The Steelers, who rank 26th in success rate (37.2 percent, per TruMedia) since Wilson took over, tried to use every resource available to keep the offense going. However, another first-half drive was halted on the 40-yard line. This time, they deployed Fields on a fourth-and-2 QB keeper, failing and turning the ball over on downs. The offense also fizzled at the 30 (made field goal), its own 46 (failed fourth-and-1 run by Jaylen Warren) and the Cleveland 9-yard line (made field goal).
“We had some really good, explosive plays down the field, throwing the ball with Van (Jefferson) — he made some great catches — and Calvin (Austin),” Wilson said. “And then we got stalled for whatever reasons. We’ve got to watch the film and see what that was. … We needed one or two more plays.”
Complicating matters is the unique quarterback dynamic. After utilizing the Fields package for three plays on Sunday against the Ravens, the Steelers featured their mobile QB on seven snaps (plus an eighth that didn’t happen because of a false start) on Thursday.
The results were mixed. After coming up short on fourth down early in the game, Fields provided a second-half spark when he kept the ball on a zone read and raced 30 yards along the right sideline. That played helped jump-start the offense, and later in the same drive, the threat of Fields keeping the ball on the zone read helped Warren burst into the end zone to snap the Steelers’ touchdown-less skid and kindle the rally.

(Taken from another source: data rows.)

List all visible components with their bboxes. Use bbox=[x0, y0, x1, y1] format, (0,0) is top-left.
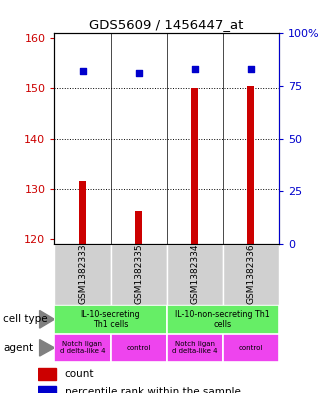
Polygon shape bbox=[40, 310, 54, 328]
Bar bbox=[167, 244, 223, 305]
Bar bbox=[54, 305, 167, 334]
Text: IL-10-non-secreting Th1
cells: IL-10-non-secreting Th1 cells bbox=[175, 310, 270, 329]
Text: Notch ligan
d delta-like 4: Notch ligan d delta-like 4 bbox=[60, 341, 105, 354]
Bar bbox=[111, 244, 167, 305]
Bar bbox=[191, 88, 198, 244]
Point bbox=[192, 66, 197, 72]
Bar bbox=[79, 181, 86, 244]
Text: agent: agent bbox=[3, 343, 33, 353]
Bar bbox=[38, 386, 56, 393]
Text: GSM1382336: GSM1382336 bbox=[246, 244, 255, 305]
Title: GDS5609 / 1456447_at: GDS5609 / 1456447_at bbox=[89, 18, 244, 31]
Bar bbox=[135, 211, 142, 244]
Polygon shape bbox=[40, 340, 54, 356]
Bar bbox=[167, 305, 279, 334]
Text: GSM1382333: GSM1382333 bbox=[78, 244, 87, 305]
Bar bbox=[248, 86, 254, 244]
Bar bbox=[54, 244, 111, 305]
Point bbox=[136, 70, 141, 77]
Bar bbox=[223, 334, 279, 362]
Bar bbox=[167, 334, 223, 362]
Text: cell type: cell type bbox=[3, 314, 48, 324]
Bar bbox=[54, 334, 111, 362]
Text: control: control bbox=[239, 345, 263, 351]
Text: GSM1382335: GSM1382335 bbox=[134, 244, 143, 305]
Bar bbox=[223, 244, 279, 305]
Bar bbox=[111, 334, 167, 362]
Text: control: control bbox=[126, 345, 151, 351]
Text: GSM1382334: GSM1382334 bbox=[190, 244, 199, 304]
Text: IL-10-secreting
Th1 cells: IL-10-secreting Th1 cells bbox=[81, 310, 140, 329]
Text: Notch ligan
d delta-like 4: Notch ligan d delta-like 4 bbox=[172, 341, 217, 354]
Text: count: count bbox=[65, 369, 94, 379]
Text: percentile rank within the sample: percentile rank within the sample bbox=[65, 387, 241, 393]
Bar bbox=[38, 367, 56, 380]
Point bbox=[248, 66, 253, 72]
Point bbox=[80, 68, 85, 74]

Jaylen Warren in for the TD! The @Steelers answer right back.#PITvsCLE on Prime Video
Also streaming on #NFLPlus pic.twitter.com/aDPce0i8CM— NFL (@NFL) November 22, 2024
The Steelers also put the ball in Fields’ hands in a four-minute situation with the lead. It was a reasonable time to play the running quarterback, with the Steelers trying to burn the clock. However, on third-and-4, his deep shot for Pickens sailed incomplete, stopping the clock and giving the Browns plenty of time to score the go-ahead touchdown.
Asked if he would have liked to be in the game in that critical moment, Wilson was somewhat transparent.
“Listen, I always want to be in there,” he said. “That’s just the competitor in me. But at the same time, we have great trust in Justin, our team, our coaches and everything we’re doing.”
It’s also not the easiest challenge for Fields. He said after the game that he felt “kind of stiff” on his 30-yard run after standing on the sideline for the entirety of the second and third quarters, adding he felt he could have scored on the play. Asked if it’s difficult to enter the game mid-stream and virtually without warning, Fields admitted it is.
“But at the end of the day, that’s what my job is,” he said. “So you can’t complain. Anytime I get a chance and an opportunity to go on the field and help my team, I’m happy to do it.”
Sitting behind a keyboard and watching the game from the press box, it’s honestly hard to say what the right balance should be. Fields has often been the Steelers’ best offensive weapon, and his mobility might be able to help them rectify their red zone woes. Using both quarterbacks allows the Steelers to adjust on the fly if the offense needs a jolt or if the opposing pass rush is becoming too big of a factor. On the other hand, it does seem that, at times, rotating quarterbacks can disrupt the passers’ rhythm and timing.
Still, it’s important to remember that the Steelers got to 8-2 thanks to the contributions of both players. If they’re going to prove that this two-game stretch of offensive woes was a blip on the radar, and that this offense can in fact provide an edge in the postseason, they’re probably going to need to continue to use both.
Finding that right balance and rediscovering a way to finish drives will help determine how far this offense — and the team as a whole — goes.
“We’ve got a lot of football left,” Wilson said. “We’ve got a lot of opportunities to respond in the highest way, highest level. I think that everything that we want is still in front of us.”